Duke was a little disappointed, however, that Tucker has so far held back from a central tenet of “great replacement” rhetoric, which blames demographic change on a shadowy conspiracy by international Jewry. Apparently Republicans’ occasional invocations of George Soros as the puppetmaster behind all Democratic policy don’t do it for Duke. As Media Matters ‘splains, Duke himself carefully hedged his antisemitism, not saying “Jews” but instead just jabbing an elbow into his listeners’ ribs. We bet they got his meaning!
Duke also bemoaned that Carlson never spells out what Duke claimed is the common thread between “people he mentions like” Senate Majority Leader Chuck Schumer, the heads of social media giants, and the “neocons that bring us into these terrible wars” (for Duke, a virulent antisemite who was in the middle of an anti-Jewish rant, the key commonality is obviously that they are all Jews).
Considering that the Minnesota Republican Party had to be pressured to apologize for screening a video depicting George Soros as an evil puppetmaster (hurr hurr, he was pulling the strings of two Jewish Democrats, GET IT?), we don’t think Duke needs to worry too much about the message getting across. The video was part of a campaign presentation for GOP secretary of state candidate Kim Crockett at the state convention earlier this month.
Crockett, her team, and everyone involved with the state convention were simply astonished to learn that the imagery of Soros as a puppetmaster controlling Jewish politicians might be considered antisemitic, according to the apology:
“We understand that the use of imagery depicting Mr. Soros as a puppet-master at our state convention raised concerns that the imagery perpetuated an antisemitic trope,” state GOP chairman David Hann said Thursday in a statement, noting that the Jewish Community Relations Council of Minnesota and the Dakotas had contacted them after the video screened.

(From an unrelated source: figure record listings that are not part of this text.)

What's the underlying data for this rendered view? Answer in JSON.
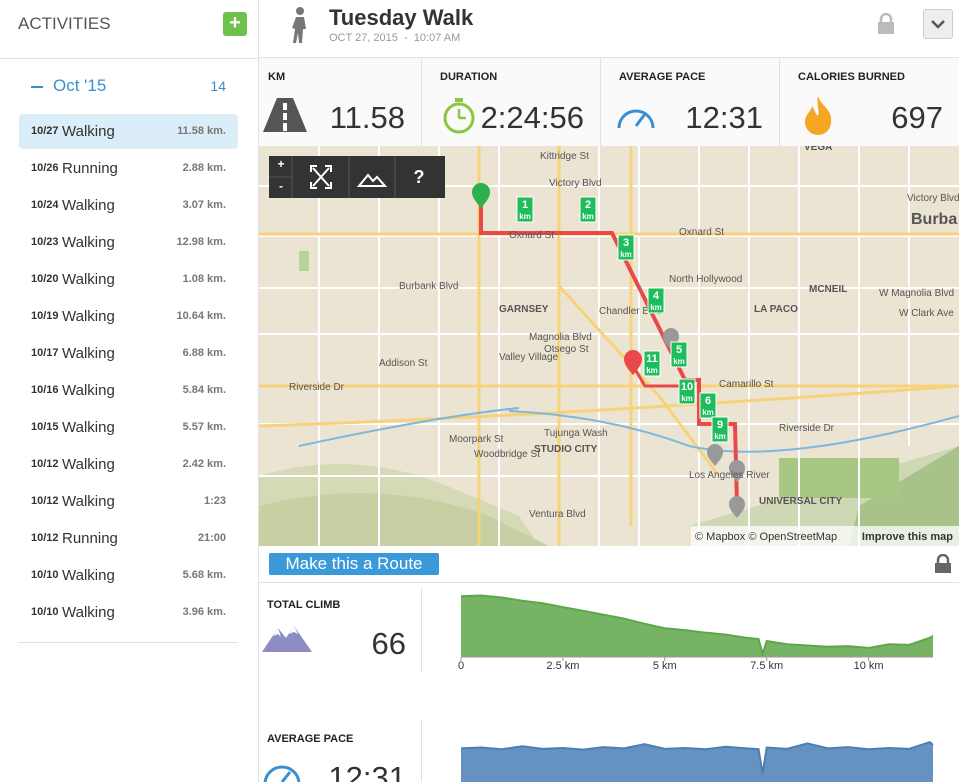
{
  "sidebar": {
    "title": "ACTIVITIES",
    "add_button": "+",
    "month": "Oct '15",
    "count": "14",
    "activities": [
      {
        "date": "10/27",
        "type": "Walking",
        "value": "11.58 km."
      },
      {
        "date": "10/26",
        "type": "Running",
        "value": "2.88 km."
      },
      {
        "date": "10/24",
        "type": "Walking",
        "value": "3.07 km."
      },
      {
        "date": "10/23",
        "type": "Walking",
        "value": "12.98 km."
      },
      {
        "date": "10/20",
        "type": "Walking",
        "value": "1.08 km."
      },
      {
        "date": "10/19",
        "type": "Walking",
        "value": "10.64 km."
      },
      {
        "date": "10/17",
        "type": "Walking",
        "value": "6.88 km."
      },
      {
        "date": "10/16",
        "type": "Walking",
        "value": "5.84 km."
      },
      {
        "date": "10/15",
        "type": "Walking",
        "value": "5.57 km."
      },
      {
        "date": "10/12",
        "type": "Walking",
        "value": "2.42 km."
      },
      {
        "date": "10/12",
        "type": "Walking",
        "value": "1:23"
      },
      {
        "date": "10/12",
        "type": "Running",
        "value": "21:00"
      },
      {
        "date": "10/10",
        "type": "Walking",
        "value": "5.68 km."
      },
      {
        "date": "10/10",
        "type": "Walking",
        "value": "3.96 km."
      }
    ]
  },
  "header": {
    "title": "Tuesday Walk",
    "subtitle": "OCT 27, 2015  -  10:07 AM"
  },
  "stats": [
    {
      "label": "KM",
      "value": 11.58
    },
    {
      "label": "DURATION",
      "value": "2:24:56"
    },
    {
      "label": "AVERAGE PACE",
      "value": "12:31"
    },
    {
      "label": "CALORIES BURNED",
      "value": 697
    }
  ],
  "map": {
    "controls": [
      "+",
      "-",
      "?"
    ],
    "labels": [
      "Kittridge St",
      "Victory Blvd",
      "Oxnard St",
      "Oxnard St",
      "Burbank Blvd",
      "GARNSEY",
      "Chandler Blvd",
      "Magnolia Blvd",
      "Otsego St",
      "Valley Village",
      "North Hollywood",
      "Addison St",
      "Riverside Dr",
      "Camarillo St",
      "Moorpark St",
      "Woodbridge St",
      "STUDIO CITY",
      "Tujunga Wash",
      "Los Angeles River",
      "UNIVERSAL CITY",
      "VEGA",
      "Burba",
      "Victory Blvd",
      "LA PACO",
      "MCNEIL",
      "Riverside Dr",
      "Ventura Blvd",
      "W Magnolia Blvd",
      "W Clark Ave"
    ],
    "markers": [
      {
        "number": "1",
        "unit": "km"
      },
      {
        "number": "2",
        "unit": "km"
      },
      {
        "number": "3",
        "unit": "km"
      },
      {
        "number": "4",
        "unit": "km"
      },
      {
        "number": "5",
        "unit": "km"
      },
      {
        "number": "6",
        "unit": "km"
      },
      {
        "number": "9",
        "unit": "km"
      },
      {
        "number": "10",
        "unit": "km"
      },
      {
        "number": "11",
        "unit": "km"
      }
    ],
    "attribution": "© Mapbox © OpenStreetMap",
    "improve": "Improve this map"
  },
  "route_button": "Make this a Route",
  "climb": {
    "label": "TOTAL CLIMB",
    "value": 66,
    "chart_data": {
      "type": "area",
      "color": "#5fa64a",
      "x": [
        0,
        0.5,
        1,
        1.5,
        2,
        2.5,
        3,
        3.5,
        4,
        4.5,
        5,
        5.5,
        6,
        6.5,
        7,
        7.3,
        7.4,
        7.5,
        8,
        8.5,
        9,
        9.5,
        10,
        10.5,
        11,
        11.5,
        11.58
      ],
      "values": [
        95,
        96,
        93,
        88,
        84,
        78,
        72,
        66,
        60,
        52,
        45,
        42,
        38,
        35,
        30,
        28,
        5,
        25,
        20,
        18,
        16,
        17,
        14,
        20,
        19,
        30,
        33
      ],
      "xlim": [
        0,
        11.58
      ],
      "ylim": [
        0,
        100
      ],
      "xticks": [
        0,
        {
          "value": 2.5,
          "label": "2.5 km"
        },
        {
          "value": 5,
          "label": "5 km"
        },
        {
          "value": 7.5,
          "label": "7.5 km"
        },
        {
          "value": 10,
          "label": "10 km"
        }
      ]
    }
  },
  "pace": {
    "label": "AVERAGE PACE",
    "value": "12:31",
    "chart_data": {
      "type": "area",
      "color": "#4a7fb5",
      "x": [
        0,
        0.5,
        1,
        1.5,
        2,
        2.5,
        3,
        3.5,
        4,
        4.5,
        5,
        5.5,
        6,
        6.5,
        7,
        7.3,
        7.4,
        7.5,
        8,
        8.5,
        9,
        9.5,
        10,
        10.5,
        11,
        11.5,
        11.58
      ],
      "values": [
        80,
        82,
        78,
        85,
        79,
        81,
        77,
        83,
        80,
        90,
        79,
        81,
        78,
        84,
        80,
        78,
        20,
        82,
        79,
        92,
        80,
        83,
        78,
        81,
        79,
        95,
        88
      ],
      "xlim": [
        0,
        11.58
      ],
      "ylim": [
        0,
        100
      ]
    }
  }
}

“We wish to assure the JCRC and our friends in the broader Jewish community that the image was not intended to invoke hostility toward the Jewish people,” Hann said. “It should not have happened, we apologize, and are committed to working with the JCRC to educate our staff and candidates on antisemitism.”
Hann said he’d talked to Crockett, and he’d concluded that the image wasn’t intended to be antisemitic, and that “neither Ms. Crockett nor her creative team were aware that the depiction of a puppet-master invokes an old but persistent antisemitic trope.”

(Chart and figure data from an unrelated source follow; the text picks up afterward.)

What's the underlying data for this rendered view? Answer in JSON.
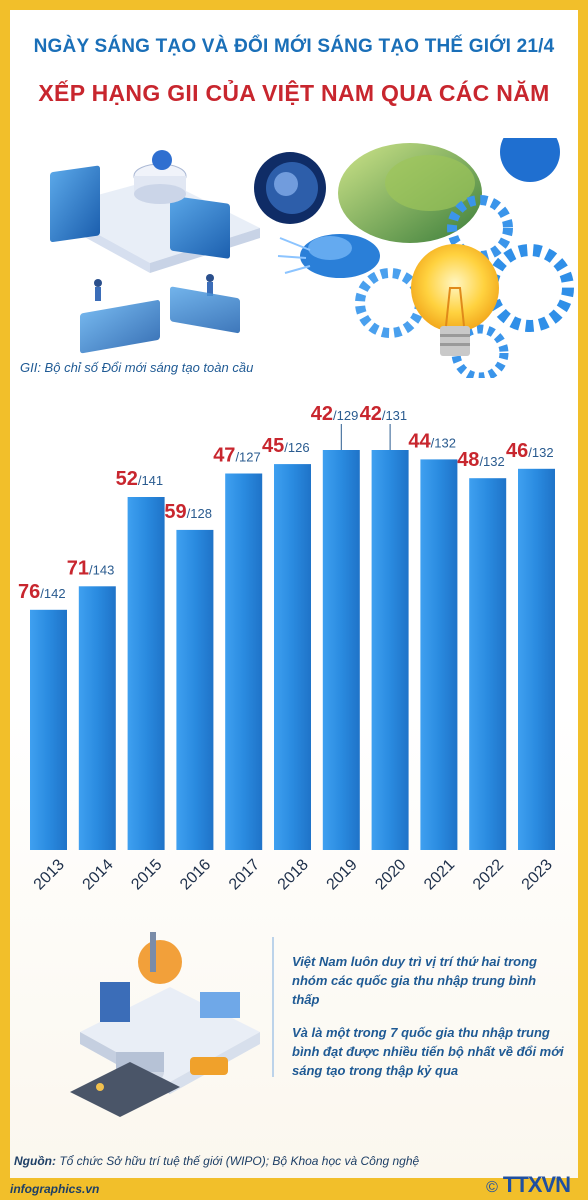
{
  "header": {
    "supertitle": "NGÀY SÁNG TẠO VÀ ĐỔI MỚI SÁNG TẠO THẾ GIỚI 21/4",
    "title": "XẾP HẠNG GII CỦA VIỆT NAM QUA CÁC NĂM"
  },
  "note": "GII: Bộ chỉ số Đổi mới sáng tạo toàn cầu",
  "chart_data": {
    "type": "bar",
    "categories": [
      "2013",
      "2014",
      "2015",
      "2016",
      "2017",
      "2018",
      "2019",
      "2020",
      "2021",
      "2022",
      "2023"
    ],
    "values": [
      76,
      71,
      52,
      59,
      47,
      45,
      42,
      42,
      44,
      48,
      46
    ],
    "totals": [
      142,
      143,
      141,
      128,
      127,
      126,
      129,
      131,
      132,
      132,
      132
    ],
    "labels": [
      "76",
      "71",
      "52",
      "59",
      "47",
      "45",
      "42",
      "42",
      "44",
      "48",
      "46"
    ],
    "total_labels": [
      "/142",
      "/143",
      "/141",
      "/128",
      "/127",
      "/126",
      "/129",
      "/131",
      "/132",
      "/132",
      "/132"
    ],
    "bar_color": "#2a8be0",
    "rank_color": "#c8262e",
    "total_color": "#2a5b8f",
    "grid": false,
    "legend": "none"
  },
  "info": {
    "point1": "Việt Nam luôn duy trì vị trí thứ hai trong nhóm các quốc gia thu nhập trung bình thấp",
    "point2": "Và là một trong 7 quốc gia thu nhập trung bình đạt được nhiều tiến bộ nhất về đổi mới sáng tạo trong thập kỷ qua"
  },
  "source": {
    "label": "Nguồn:",
    "text": " Tổ chức Sở hữu trí tuệ thế giới (WIPO); Bộ Khoa học và Công nghệ"
  },
  "footer": {
    "site": "infographics.vn",
    "logo": "TTXVN",
    "copyright": "©"
  },
  "colors": {
    "frame": "#f2bf2a",
    "title_blue": "#1a6fb8",
    "title_red": "#c8262e"
  }
}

The horrible thing, of course, is that the denials aren’t entirely implausible, even if the imagery remains inexcusable. The far Right has so successfully integrated its messaging with the “mainstream” GOP that it’s almost academic whether the makers of the video knew they were parroting antisemitic imagery. It’s firmly embedded in how the GOP communicates now.

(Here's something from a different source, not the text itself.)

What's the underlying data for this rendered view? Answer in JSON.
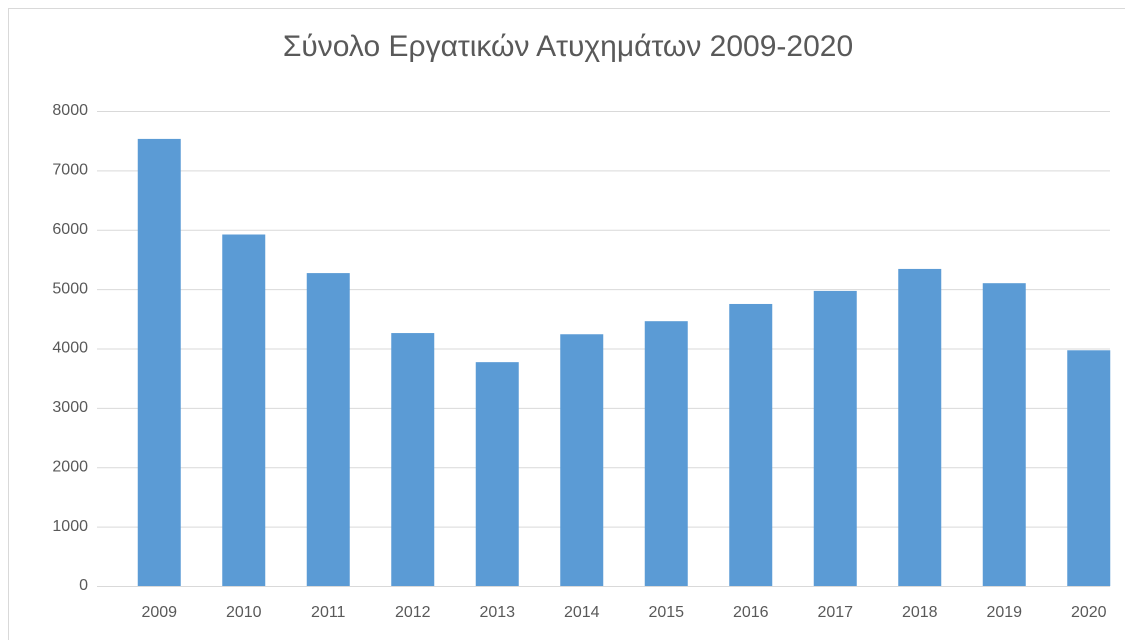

After all, great patriot Ben Garrison did it, and he got invited — then disinvited — to the Trump White House! Notice the very subtle “Rothschilds” hand controlling Soros in turn, which Garrison insisted was also not antisemitic, because “international banking” and ‘Federal Reserve.” He has Jewish friends, you know.
So golly, David Duke, it sure looks like your wish is coming true even if Tucker Carlson isn’t yet reading passages verbatim from The Turner Diaries — or if he fails to cite the source when he inevitably starts.